SDG Goal 2 – Zero Hunger

Communities Discriminated on Work and Descent (CDWD) are a global phenomenon that affects more than 260 million people who face caste-based discrimination and exclusion. They are often subjected to slavery, violence, poverty, and denial of basic rights. CDWD are largely invisible in the Sustainable Development Goals (SDGs) and their implementation. To achieve Sustainable Development Goal 1 of ending hunger and achieving food security, it is essential to address the specific needs and challenges of CDWD, who are among the most vulnerable and marginalized groups in terms of access to land, resources, markets, and social protection.

Extreme poverty and hunger are predominantly rural, with smallholder farmers and their families making up a very significant proportion of the poor and hungry.

Take the case of Nepal. The Himalayan country’s Constitution recognises the right to health as a fundamental right, of which nutritious food is a major element. Acknowledging the food deficiency existing in hill and mountain areas, the government also admits that the access of Dalit communities to land is very low. About half of the former Himalayan kingdom’s Dalits are landless, or at best, marginalised farmers owning less than 0.4 hectares of land. Their vulnerable economic and social status has not been compensated by any government policy.

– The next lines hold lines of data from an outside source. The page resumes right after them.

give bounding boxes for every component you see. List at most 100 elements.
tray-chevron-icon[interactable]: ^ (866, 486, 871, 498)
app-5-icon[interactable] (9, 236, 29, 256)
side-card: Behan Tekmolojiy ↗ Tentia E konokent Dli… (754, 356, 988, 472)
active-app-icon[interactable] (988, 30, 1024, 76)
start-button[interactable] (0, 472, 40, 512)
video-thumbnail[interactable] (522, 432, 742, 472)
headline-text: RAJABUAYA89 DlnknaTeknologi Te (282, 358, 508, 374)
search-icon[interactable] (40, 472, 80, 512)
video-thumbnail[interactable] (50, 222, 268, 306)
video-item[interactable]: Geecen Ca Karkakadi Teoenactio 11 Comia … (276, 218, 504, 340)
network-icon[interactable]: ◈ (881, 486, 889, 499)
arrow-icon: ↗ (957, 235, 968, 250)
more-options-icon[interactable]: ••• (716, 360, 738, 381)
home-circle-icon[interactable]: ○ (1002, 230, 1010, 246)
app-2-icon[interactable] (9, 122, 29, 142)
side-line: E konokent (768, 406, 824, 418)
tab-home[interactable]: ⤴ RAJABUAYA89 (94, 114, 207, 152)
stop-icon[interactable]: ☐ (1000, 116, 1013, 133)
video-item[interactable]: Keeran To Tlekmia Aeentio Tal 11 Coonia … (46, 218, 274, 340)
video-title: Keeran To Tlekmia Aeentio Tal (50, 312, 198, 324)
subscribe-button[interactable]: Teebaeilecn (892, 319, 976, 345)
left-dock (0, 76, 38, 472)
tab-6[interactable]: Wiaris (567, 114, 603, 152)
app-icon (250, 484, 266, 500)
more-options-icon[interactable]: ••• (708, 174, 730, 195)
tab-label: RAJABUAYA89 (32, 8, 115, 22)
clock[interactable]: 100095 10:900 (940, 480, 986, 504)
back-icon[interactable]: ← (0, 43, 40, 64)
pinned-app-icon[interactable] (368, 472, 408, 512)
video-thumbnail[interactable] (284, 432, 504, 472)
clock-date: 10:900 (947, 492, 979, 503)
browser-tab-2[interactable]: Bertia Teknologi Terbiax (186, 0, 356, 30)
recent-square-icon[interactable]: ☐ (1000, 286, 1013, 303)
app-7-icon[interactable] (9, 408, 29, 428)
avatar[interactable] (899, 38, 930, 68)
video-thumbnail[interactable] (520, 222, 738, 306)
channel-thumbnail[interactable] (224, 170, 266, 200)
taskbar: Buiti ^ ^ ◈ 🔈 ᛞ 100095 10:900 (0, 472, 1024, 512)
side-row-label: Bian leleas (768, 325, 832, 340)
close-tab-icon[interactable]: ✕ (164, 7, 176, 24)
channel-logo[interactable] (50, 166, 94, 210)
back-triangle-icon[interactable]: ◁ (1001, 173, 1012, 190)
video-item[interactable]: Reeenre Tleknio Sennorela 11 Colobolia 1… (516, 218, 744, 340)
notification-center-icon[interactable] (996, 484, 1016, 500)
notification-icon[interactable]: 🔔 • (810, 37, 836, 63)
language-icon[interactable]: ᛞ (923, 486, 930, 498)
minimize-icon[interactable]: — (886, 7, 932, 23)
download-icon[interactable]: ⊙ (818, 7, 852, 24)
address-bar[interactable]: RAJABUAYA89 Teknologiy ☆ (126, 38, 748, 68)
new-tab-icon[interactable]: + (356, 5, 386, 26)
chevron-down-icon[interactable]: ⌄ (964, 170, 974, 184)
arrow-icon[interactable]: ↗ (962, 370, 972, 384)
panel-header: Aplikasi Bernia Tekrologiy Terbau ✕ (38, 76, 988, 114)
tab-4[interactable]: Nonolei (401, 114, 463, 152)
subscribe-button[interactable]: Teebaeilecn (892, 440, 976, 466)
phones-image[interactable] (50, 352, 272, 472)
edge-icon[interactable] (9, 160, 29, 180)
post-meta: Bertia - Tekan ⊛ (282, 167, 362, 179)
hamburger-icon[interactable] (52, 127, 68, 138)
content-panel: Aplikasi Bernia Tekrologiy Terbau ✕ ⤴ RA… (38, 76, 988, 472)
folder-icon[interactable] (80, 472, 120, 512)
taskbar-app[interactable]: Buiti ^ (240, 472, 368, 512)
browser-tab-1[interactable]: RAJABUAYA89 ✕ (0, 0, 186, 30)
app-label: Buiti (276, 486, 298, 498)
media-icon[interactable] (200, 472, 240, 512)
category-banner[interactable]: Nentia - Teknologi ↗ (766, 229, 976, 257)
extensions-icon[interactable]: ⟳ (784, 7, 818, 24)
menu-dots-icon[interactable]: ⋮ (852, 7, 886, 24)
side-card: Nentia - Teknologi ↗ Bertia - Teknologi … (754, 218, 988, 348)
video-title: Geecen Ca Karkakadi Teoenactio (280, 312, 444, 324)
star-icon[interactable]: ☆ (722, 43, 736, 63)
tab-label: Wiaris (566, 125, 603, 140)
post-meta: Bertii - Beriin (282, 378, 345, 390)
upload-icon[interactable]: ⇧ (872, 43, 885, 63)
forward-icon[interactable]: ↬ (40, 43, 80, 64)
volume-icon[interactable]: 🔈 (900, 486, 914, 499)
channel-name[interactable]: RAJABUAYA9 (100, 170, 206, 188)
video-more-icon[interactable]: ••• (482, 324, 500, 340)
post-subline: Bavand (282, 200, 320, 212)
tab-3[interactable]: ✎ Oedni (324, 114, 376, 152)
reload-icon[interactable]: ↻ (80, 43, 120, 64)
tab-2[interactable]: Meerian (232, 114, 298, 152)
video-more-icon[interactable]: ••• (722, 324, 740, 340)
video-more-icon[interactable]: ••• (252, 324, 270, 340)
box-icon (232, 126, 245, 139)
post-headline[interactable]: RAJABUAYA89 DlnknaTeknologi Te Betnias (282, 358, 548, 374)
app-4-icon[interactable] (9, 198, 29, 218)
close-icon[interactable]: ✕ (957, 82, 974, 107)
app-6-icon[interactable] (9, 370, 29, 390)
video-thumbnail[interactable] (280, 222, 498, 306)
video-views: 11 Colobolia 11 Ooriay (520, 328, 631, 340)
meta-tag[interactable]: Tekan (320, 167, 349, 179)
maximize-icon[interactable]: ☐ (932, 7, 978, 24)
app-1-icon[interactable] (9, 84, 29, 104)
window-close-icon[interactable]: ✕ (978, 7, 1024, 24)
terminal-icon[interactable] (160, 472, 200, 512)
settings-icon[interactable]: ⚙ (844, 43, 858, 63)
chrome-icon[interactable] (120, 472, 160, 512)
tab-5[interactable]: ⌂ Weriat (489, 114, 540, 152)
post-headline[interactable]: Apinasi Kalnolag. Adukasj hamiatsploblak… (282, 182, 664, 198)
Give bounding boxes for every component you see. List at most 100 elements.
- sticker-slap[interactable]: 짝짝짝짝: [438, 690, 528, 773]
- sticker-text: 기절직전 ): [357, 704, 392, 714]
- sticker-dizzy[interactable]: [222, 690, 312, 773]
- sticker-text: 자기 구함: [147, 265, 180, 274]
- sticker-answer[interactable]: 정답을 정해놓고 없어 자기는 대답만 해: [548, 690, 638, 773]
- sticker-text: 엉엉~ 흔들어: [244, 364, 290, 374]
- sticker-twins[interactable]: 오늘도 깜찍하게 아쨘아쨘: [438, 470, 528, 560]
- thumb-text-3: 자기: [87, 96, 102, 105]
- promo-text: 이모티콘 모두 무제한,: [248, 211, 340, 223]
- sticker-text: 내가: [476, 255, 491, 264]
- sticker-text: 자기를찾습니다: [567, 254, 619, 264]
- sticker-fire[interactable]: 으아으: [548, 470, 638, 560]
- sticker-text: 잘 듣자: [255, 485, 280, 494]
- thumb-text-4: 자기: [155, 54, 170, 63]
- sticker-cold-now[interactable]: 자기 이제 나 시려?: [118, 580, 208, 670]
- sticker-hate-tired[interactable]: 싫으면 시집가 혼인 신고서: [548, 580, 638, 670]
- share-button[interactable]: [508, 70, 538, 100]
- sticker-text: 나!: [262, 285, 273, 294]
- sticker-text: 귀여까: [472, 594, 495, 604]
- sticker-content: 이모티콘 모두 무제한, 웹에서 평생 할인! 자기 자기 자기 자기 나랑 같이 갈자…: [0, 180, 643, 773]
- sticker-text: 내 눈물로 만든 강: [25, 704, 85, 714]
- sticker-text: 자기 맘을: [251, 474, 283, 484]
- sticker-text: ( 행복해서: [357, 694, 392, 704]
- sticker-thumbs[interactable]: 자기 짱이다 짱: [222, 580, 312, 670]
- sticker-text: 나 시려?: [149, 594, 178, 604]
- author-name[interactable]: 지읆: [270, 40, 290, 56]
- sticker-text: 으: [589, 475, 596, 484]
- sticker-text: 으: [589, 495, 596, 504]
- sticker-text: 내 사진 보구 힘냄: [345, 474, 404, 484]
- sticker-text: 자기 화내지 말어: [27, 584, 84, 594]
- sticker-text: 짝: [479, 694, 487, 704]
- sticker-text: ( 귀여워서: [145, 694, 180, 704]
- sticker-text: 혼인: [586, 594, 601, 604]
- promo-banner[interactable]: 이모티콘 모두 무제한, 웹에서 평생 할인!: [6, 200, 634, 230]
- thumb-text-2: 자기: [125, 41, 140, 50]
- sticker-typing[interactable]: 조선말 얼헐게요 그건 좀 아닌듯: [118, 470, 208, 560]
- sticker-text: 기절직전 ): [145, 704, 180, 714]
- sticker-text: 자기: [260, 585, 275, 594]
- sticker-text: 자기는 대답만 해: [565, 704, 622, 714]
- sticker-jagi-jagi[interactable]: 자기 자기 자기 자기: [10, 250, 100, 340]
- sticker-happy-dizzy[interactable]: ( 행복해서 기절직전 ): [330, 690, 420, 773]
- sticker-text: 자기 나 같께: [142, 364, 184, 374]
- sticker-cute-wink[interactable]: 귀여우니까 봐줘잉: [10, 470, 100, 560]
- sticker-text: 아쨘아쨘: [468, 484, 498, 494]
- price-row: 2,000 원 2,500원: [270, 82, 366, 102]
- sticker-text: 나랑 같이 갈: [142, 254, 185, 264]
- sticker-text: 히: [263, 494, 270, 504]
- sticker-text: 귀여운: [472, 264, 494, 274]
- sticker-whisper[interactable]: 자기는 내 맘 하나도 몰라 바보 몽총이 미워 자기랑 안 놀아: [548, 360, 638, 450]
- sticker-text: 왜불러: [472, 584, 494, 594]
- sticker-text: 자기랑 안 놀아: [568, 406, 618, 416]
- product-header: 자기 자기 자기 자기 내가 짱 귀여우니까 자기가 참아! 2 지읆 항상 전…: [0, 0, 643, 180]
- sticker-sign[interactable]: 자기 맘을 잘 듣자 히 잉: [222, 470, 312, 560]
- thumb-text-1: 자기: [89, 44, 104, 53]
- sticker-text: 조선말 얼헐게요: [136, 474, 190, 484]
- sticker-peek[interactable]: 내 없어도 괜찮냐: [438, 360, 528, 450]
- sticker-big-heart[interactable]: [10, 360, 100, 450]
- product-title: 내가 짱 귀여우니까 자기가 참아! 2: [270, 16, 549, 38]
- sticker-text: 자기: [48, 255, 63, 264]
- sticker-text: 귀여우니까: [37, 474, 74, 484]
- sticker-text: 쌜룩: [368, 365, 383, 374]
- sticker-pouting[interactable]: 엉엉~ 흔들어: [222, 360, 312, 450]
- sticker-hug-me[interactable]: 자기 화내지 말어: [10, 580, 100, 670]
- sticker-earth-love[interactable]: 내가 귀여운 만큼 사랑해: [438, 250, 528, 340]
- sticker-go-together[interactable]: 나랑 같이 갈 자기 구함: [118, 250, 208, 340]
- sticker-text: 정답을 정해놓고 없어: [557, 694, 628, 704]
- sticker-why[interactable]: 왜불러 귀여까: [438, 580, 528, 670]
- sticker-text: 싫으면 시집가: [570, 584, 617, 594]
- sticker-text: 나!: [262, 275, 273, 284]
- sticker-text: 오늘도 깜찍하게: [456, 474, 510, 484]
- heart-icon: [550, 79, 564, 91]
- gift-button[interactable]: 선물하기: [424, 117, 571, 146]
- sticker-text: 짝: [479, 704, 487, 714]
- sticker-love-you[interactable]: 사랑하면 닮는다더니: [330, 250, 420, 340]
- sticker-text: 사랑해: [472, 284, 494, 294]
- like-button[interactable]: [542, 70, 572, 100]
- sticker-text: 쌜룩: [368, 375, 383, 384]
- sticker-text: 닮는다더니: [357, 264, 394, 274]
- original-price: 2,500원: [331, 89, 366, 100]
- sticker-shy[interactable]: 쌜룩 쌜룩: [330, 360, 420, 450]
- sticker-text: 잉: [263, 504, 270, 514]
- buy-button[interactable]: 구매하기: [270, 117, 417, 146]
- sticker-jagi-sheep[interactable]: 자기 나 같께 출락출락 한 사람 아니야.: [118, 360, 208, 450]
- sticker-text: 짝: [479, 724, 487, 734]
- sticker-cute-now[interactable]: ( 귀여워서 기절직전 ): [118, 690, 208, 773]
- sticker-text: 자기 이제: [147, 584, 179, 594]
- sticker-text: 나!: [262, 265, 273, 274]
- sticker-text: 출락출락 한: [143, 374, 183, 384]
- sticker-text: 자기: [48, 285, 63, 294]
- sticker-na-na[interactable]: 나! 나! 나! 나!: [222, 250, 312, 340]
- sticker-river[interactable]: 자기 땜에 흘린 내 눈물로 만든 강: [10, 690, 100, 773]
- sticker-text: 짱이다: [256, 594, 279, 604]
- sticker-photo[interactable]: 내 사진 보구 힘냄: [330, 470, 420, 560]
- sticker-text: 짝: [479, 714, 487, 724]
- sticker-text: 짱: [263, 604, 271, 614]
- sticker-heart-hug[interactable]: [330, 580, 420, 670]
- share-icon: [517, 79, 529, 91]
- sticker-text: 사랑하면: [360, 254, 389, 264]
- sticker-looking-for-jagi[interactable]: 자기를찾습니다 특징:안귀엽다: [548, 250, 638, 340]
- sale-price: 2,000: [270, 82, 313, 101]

Dalits have a history of being discriminated on the basis of the menial work that has been assigned to them through generations – mostly work considered as impure by the more powerful Hindu upper castes who have made virtue of such discrimination of the Dalits.

Beyond adequate calories intake, proper nutrition has other dimensions that deserve attention, including micronutrient availability and healthy diets. Inadequate micronutrient intake of mothers and infants can have long-term developmental impacts.

The prevalence of stunting is higher among children from India’s scheduled castes, as Dalits in India are referred to, according to a joint study by the Ashoka University’s Center for Economic Data and Analysis and the University of Heidelberg.